Dosyada yer alan bilgi ve belgelerden vergisi ihtilaf konusu olan taşınmaz üzerinde davacı tarafından Sağlık Bakanlığına bağlı olarak özel hastane işletmeciliği faaliyetinde bulunulmakta olup davacının bu faaliyeti nedeniyle kurumlar vergisi mükellefiyetinin bulunduğu anlaşılmaktadır. Kararda davacının kurumlar vergisi beyannamelerinde zarar beyan ettiği ve kar elde etme amacı gütmediğinden hareketle faaliyetinin ticari faaliyet olmayacağı değerlendirilmesinde bulunulmuş ise de; kurumlar vergisi beyannamelerinde zarar beyan edilmesinin bu faaliyetin kazanç gayesi taşımadığına ve ticari faaliyet olmadığına dair bir işaret olarak kabul edilemeyeceği gibi tüm ticari faaliyetlerde her zaman kar veya kazanç elde edilmesinin de mümkün olmadığı açık olup davacının kar amacı gütmediğine dair herhangi bir veri veya somut tespitin de bulunmadığı bilakis bazı taşınmazların 10 ve 12 yıllık sürelerle ile kiraya verilmesi, hastanelerine staj yapmak amacıyla başvuranlardan ücret talep edilmesi gibi kazanç elde etmeye yönelik işlemlerde de bulunulduğu anlaşıldığından kazanç elde etmek gayesi ile özel hastane işlettiği açık olan davacı tarafından söz konusu faaliyetten elde edilen gelirin 193 sayılı Gelir Vergisi Kanunun yukarıda sözü edilen 37. maddesi uyarınca ticari kazanç olarak kabul edilmesi gerektiği sonucuna varılmıştır.
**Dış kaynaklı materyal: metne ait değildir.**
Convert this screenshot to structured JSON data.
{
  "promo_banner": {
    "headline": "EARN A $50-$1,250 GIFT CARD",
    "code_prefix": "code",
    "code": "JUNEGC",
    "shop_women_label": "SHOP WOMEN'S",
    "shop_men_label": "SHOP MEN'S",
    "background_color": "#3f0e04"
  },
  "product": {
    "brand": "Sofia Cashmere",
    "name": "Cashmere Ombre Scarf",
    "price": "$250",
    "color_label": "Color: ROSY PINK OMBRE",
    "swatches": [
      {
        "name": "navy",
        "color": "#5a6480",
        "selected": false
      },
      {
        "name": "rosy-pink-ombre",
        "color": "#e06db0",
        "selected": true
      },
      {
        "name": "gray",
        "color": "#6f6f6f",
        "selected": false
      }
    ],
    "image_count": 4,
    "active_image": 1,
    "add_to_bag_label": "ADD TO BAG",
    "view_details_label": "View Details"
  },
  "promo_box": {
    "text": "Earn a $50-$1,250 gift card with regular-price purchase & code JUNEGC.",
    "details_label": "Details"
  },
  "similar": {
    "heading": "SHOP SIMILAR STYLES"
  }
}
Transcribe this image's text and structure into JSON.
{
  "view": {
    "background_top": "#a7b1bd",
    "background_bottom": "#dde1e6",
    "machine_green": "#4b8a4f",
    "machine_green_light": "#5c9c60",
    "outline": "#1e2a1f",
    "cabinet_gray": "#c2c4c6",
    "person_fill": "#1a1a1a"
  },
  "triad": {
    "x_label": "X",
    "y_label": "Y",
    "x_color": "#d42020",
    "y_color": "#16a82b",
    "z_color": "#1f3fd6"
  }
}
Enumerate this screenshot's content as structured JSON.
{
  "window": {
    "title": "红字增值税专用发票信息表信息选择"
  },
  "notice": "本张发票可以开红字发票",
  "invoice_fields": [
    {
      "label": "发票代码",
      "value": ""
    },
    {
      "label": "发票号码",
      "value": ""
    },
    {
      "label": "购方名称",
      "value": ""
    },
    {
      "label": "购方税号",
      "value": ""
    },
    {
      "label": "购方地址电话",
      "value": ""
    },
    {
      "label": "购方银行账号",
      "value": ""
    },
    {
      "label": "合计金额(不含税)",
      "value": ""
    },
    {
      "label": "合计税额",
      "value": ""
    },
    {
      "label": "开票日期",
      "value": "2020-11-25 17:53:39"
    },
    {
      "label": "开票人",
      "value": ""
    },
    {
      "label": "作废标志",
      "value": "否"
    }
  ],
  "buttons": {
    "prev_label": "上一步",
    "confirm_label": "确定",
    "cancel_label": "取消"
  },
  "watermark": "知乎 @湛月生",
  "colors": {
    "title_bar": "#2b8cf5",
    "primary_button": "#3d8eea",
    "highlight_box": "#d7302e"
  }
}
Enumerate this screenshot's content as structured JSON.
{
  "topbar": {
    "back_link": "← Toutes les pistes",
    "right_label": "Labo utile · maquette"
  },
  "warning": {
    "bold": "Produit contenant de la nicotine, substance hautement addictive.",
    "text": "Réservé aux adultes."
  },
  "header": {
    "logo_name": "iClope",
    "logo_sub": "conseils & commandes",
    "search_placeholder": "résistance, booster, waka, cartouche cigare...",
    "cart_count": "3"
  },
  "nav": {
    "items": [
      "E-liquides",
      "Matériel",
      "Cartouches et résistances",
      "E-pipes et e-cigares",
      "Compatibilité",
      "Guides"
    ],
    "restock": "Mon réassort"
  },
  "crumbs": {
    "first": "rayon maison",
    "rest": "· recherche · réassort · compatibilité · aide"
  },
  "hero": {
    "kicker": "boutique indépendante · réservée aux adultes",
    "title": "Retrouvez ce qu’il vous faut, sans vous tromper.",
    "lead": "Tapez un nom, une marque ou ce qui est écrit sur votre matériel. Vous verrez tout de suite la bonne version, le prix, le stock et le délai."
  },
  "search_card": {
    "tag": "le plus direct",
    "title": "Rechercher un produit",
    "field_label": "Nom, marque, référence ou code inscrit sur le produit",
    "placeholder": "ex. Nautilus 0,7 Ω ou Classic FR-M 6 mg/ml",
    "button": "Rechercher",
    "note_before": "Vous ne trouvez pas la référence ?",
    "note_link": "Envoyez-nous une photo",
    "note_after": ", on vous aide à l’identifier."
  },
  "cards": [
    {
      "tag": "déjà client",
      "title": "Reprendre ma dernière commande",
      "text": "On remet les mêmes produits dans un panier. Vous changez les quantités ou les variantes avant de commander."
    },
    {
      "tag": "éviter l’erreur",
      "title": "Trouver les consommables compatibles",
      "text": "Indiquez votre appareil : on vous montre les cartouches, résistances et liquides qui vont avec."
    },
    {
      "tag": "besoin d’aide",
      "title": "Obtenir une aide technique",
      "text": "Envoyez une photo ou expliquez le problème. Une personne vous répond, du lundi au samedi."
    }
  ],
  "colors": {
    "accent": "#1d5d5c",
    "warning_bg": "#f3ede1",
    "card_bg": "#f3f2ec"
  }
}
Bu durumda; dava konusu 2015,2016,2017 yıllarına ait emlak vergisi, kültür varlıklarının korunmasına katkı payı ve vergi ziyaı cezasının yerinde olup olmadığı yönünde inceleme yapılarak bir karar verilmesi gerekirken, davacının emlak vergisinden muaf olduğu gerekçesiyle davanın kabulü yolunda verilen Vergi Mahkemesi kararına yönelik istinaf başvurusunu reddeden Bölge İdare Mahkemesi kararında isabet görülmemiştir.
KARAR SONUCU:
Açıklanan nedenlerle;
1.Davalının temyiz isteminin kabulüne,
2.İstanbul Bölge İdare Mahkemesi ... Vergi Dava Dairesinin … tarih ve E:…, K:… sayılı kararının BOZULMASINA,
3.Yeniden bir karar verilmek üzere dosyanın … Bölge İdare Mahkemesi ... Vergi Dava Dairesine gönderilmesine, 21/04/2022 tarihinde kesin olarak oyçokluğuyla karar verildi.
KARŞI OY: Temyiz isteminin reddi ile bölge idare mahkemesi kararının onanması gerektiği oyu ile karara katılmıyorum.